Internacional 11.01.2008Imprimir

“El humor y la migración”

Texto de la conferencia que Edwin Pérez impartió en la Casa de América de Barcelona el 28 de de noviembre del 2007, en el marco de las “Jornadas sobre el Humor en Iberoamérica”.

(Noticiascadadía).- En principio debo expresar que de entrada pierdo por goleada porque no tengo el honor de ser humorista, por lo que lo que yo diga tal vez no suene tan gracioso, como lo que han dicho los expertos que han estado con nosotros.

En realidad soy un periodista, caminante y migrante que en estos siete años ha viajado por casi todo Europa con el fin de conocer la realidad de los bolivianos y latinoamericanos.

Hoy daré especial énfasis a los bolivianos, muy poco mencionados en estos días, salvo en la descripción de que en el mapa “ideal” de Sudamérica, los bolivianos estaríamos ubicados entre los más hermosos del continente.

Es difícil tener buen humor cuando de los 350 mil bolivianos que hay en España 250 mil no tienen papeles y viven en precariedad.
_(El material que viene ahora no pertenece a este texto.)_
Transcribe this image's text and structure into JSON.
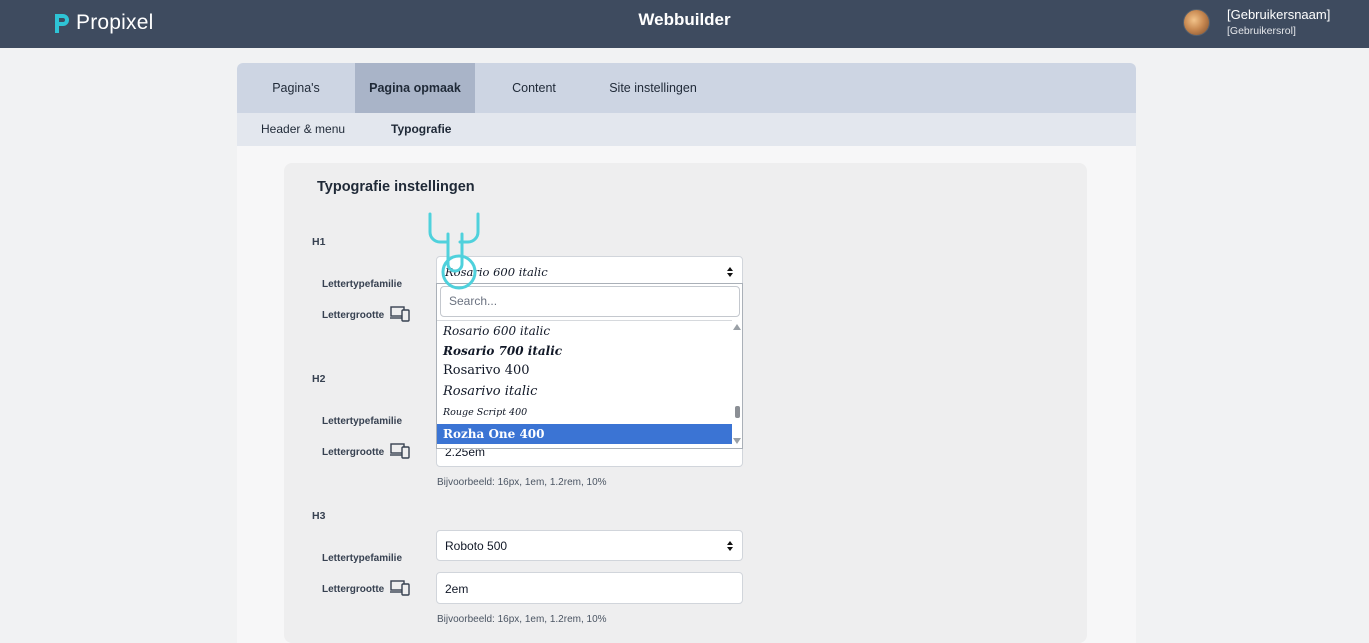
{
  "header": {
    "logo_text": "Propixel",
    "title": "Webbuilder",
    "user_name": "[Gebruikersnaam]",
    "user_role": "[Gebruikersrol]"
  },
  "tabs": [
    {
      "label": "Pagina's"
    },
    {
      "label": "Pagina opmaak"
    },
    {
      "label": "Content"
    },
    {
      "label": "Site instellingen"
    }
  ],
  "subtabs": [
    {
      "label": "Header & menu"
    },
    {
      "label": "Typografie"
    }
  ],
  "panel": {
    "title": "Typografie instellingen",
    "family_label": "Lettertypefamilie",
    "size_label": "Lettergrootte",
    "hint": "Bijvoorbeeld: 16px, 1em, 1.2rem, 10%",
    "h1": {
      "label": "H1",
      "family": "Rosario 600 italic"
    },
    "h2": {
      "label": "H2",
      "size": "2.25em"
    },
    "h3": {
      "label": "H3",
      "family": "Roboto 500",
      "size": "2em"
    }
  },
  "dropdown": {
    "search_placeholder": "Search...",
    "options": [
      "Rosario 600 italic",
      "Rosario 700 italic",
      "Rosarivo 400",
      "Rosarivo italic",
      "Rouge Script 400",
      "Rozha One 400"
    ],
    "selected_index": 5
  },
  "colors": {
    "topbar": "#3e4b5f",
    "accent_logo": "#2ec4d6",
    "selected_option": "#3b74d4",
    "active_tab": "#a9b4c8"
  }
}
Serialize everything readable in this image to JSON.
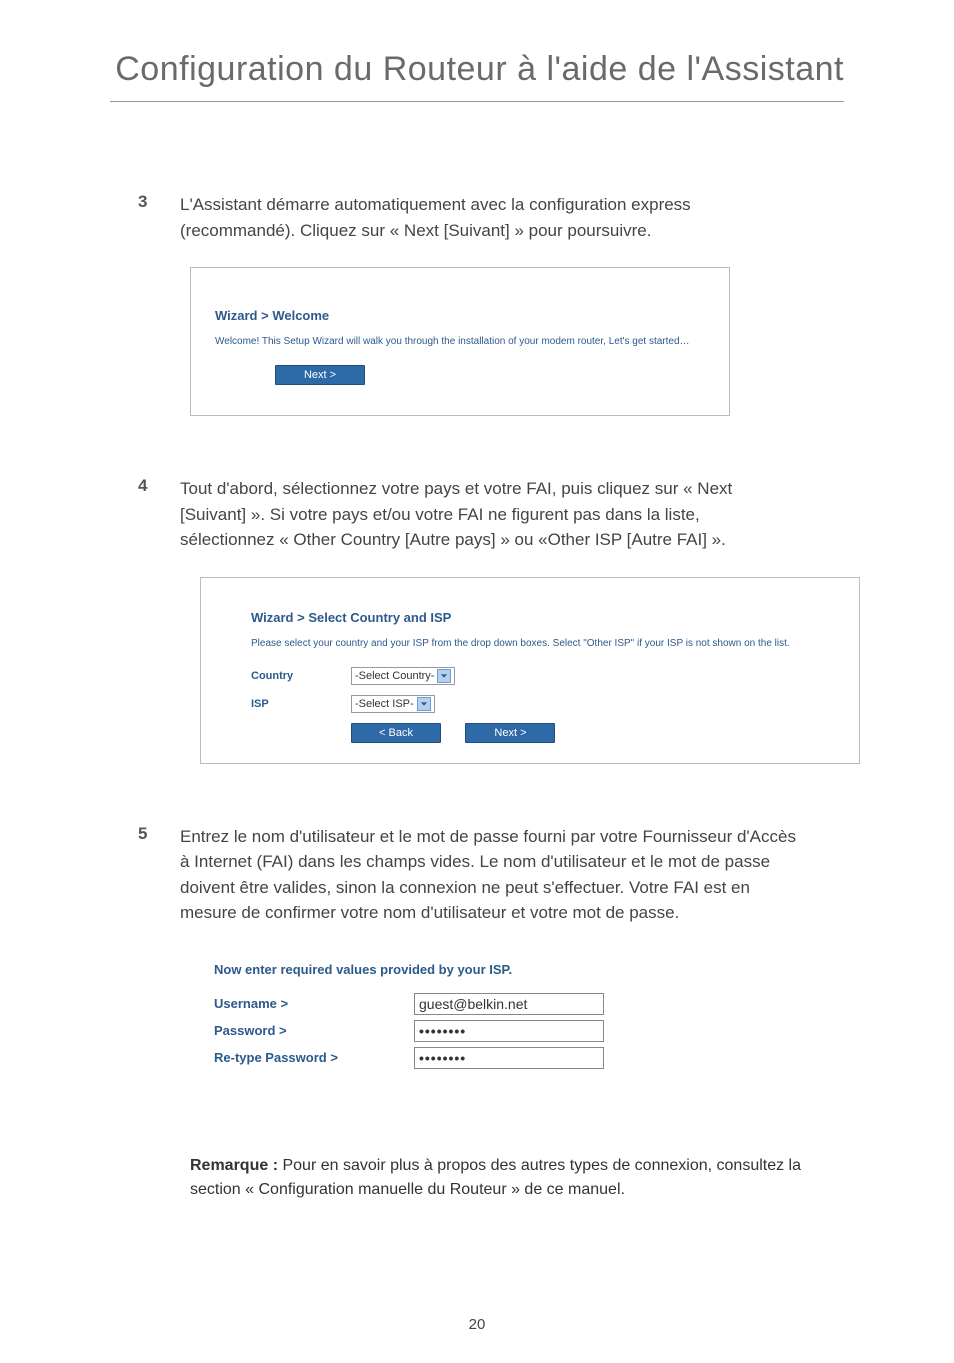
{
  "title": "Configuration du Routeur à l'aide de l'Assistant",
  "steps": {
    "s3": {
      "num": "3",
      "text": "L'Assistant démarre automatiquement avec la configuration express (recommandé). Cliquez sur « Next [Suivant] » pour poursuivre."
    },
    "s4": {
      "num": "4",
      "text": "Tout d'abord, sélectionnez votre pays et votre FAI, puis cliquez sur « Next [Suivant] ». Si votre pays et/ou votre FAI ne figurent pas dans la liste, sélectionnez « Other Country [Autre pays] » ou «Other ISP [Autre FAI] »."
    },
    "s5": {
      "num": "5",
      "text": "Entrez le nom d'utilisateur et le mot de passe fourni par votre Fournisseur d'Accès à Internet (FAI) dans les champs vides. Le nom d'utilisateur et le mot de passe doivent être valides, sinon la connexion ne peut s'effectuer. Votre FAI est en mesure de confirmer votre nom d'utilisateur et votre mot de passe."
    }
  },
  "wizard1": {
    "title": "Wizard > Welcome",
    "desc": "Welcome! This Setup Wizard will walk you through the installation of your modem router, Let's get started…",
    "next": "Next >"
  },
  "wizard2": {
    "title": "Wizard > Select Country and ISP",
    "desc": "Please select your country and your ISP from the drop down boxes. Select \"Other ISP\" if your ISP is not shown on the list.",
    "countryLabel": "Country",
    "ispLabel": "ISP",
    "countryValue": "-Select Country-",
    "ispValue": "-Select ISP-",
    "back": "< Back",
    "next": "Next >"
  },
  "wizard3": {
    "title": "Now enter required values provided by your ISP.",
    "usernameLabel": "Username >",
    "passwordLabel": "Password >",
    "retypeLabel": "Re-type Password >",
    "usernameValue": "guest@belkin.net",
    "passwordValue": "••••••••",
    "retypeValue": "••••••••"
  },
  "remark": {
    "bold": "Remarque :",
    "text": " Pour en savoir plus à propos des autres types de connexion, consultez la section « Configuration manuelle du Routeur » de ce manuel."
  },
  "pageNumber": "20"
}
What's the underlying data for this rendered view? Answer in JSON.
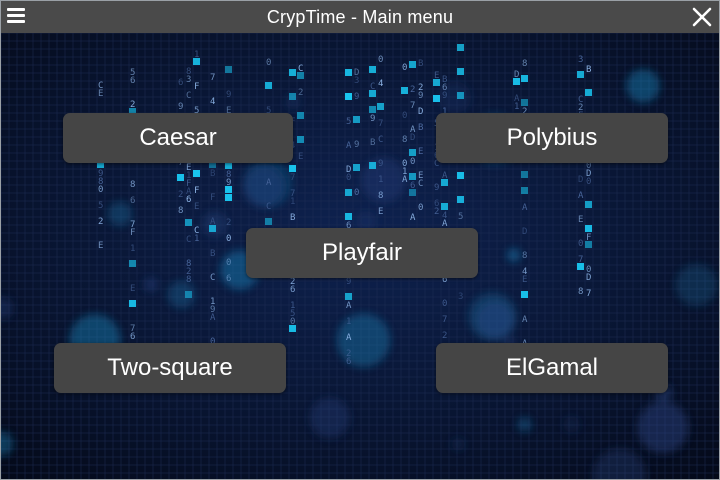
{
  "window": {
    "title": "CrypTime - Main menu"
  },
  "titlebar": {
    "menu_icon": "hamburger-icon",
    "close_icon": "close-icon"
  },
  "menu": {
    "buttons": [
      {
        "label": "Caesar"
      },
      {
        "label": "Polybius"
      },
      {
        "label": "Playfair"
      },
      {
        "label": "Two-square"
      },
      {
        "label": "ElGamal"
      }
    ]
  },
  "colors": {
    "titlebar": "#4a4a4a",
    "button": "#454545",
    "background": "#050b1e",
    "glow": "#19c6f0"
  }
}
También hay miles de latinos en Europa y EE.UU. indocumentados o con una condición poco clara de refugio o asilo.

En el mes de diciembre en que nace el Niño Jesús, tampoco es muy gracioso que niños de padres con documentos recibirán 3.000 euros del Estado y los que no tienen papeles, nada. Hay madres que por la imposición del visado de la UE, no podrán ver a sus hijos o esposos en tres o cuatro años. Escuchar la frase “pisos patera” es tan común, que casi ya no llama la atención el hacinamiento y promiscuidad que implica.

Parece una broma de mal gusto que en países donde aparentemente han evolucionado los DDHH, se dé prioridad al tránsito de mercancías y no al de personas. Ahora el mundo está dividido entre los documentados y los “sin papeles” en castellano, “sans papier” en francés o “kaine papieren” en alemán. Eso ha provocado que muchos se vuelvan invisibles porque ya no existen para su país de origen y tampoco para el país de residencia.

Pero los bolivianos estamos no solo en España, sino en otros puntos del mundo. Por lo tanto, la descripción que haré no solo se circunscribe a España, sino a Europa y EE.UU. Por supuesto, muchos latinos se sentirán identificados con esta realidad a veces común, pero con matices.

Para empezar hay que decir que mi país es más conocido en España y el mundo por dos extremos del humor. El humor inocente, cuando el electo Presidente Evo Morales visitó al Rey y Presidente de España, vestido de un humilde jersey o chompa, que causó más revuelo que el contenido de la visita.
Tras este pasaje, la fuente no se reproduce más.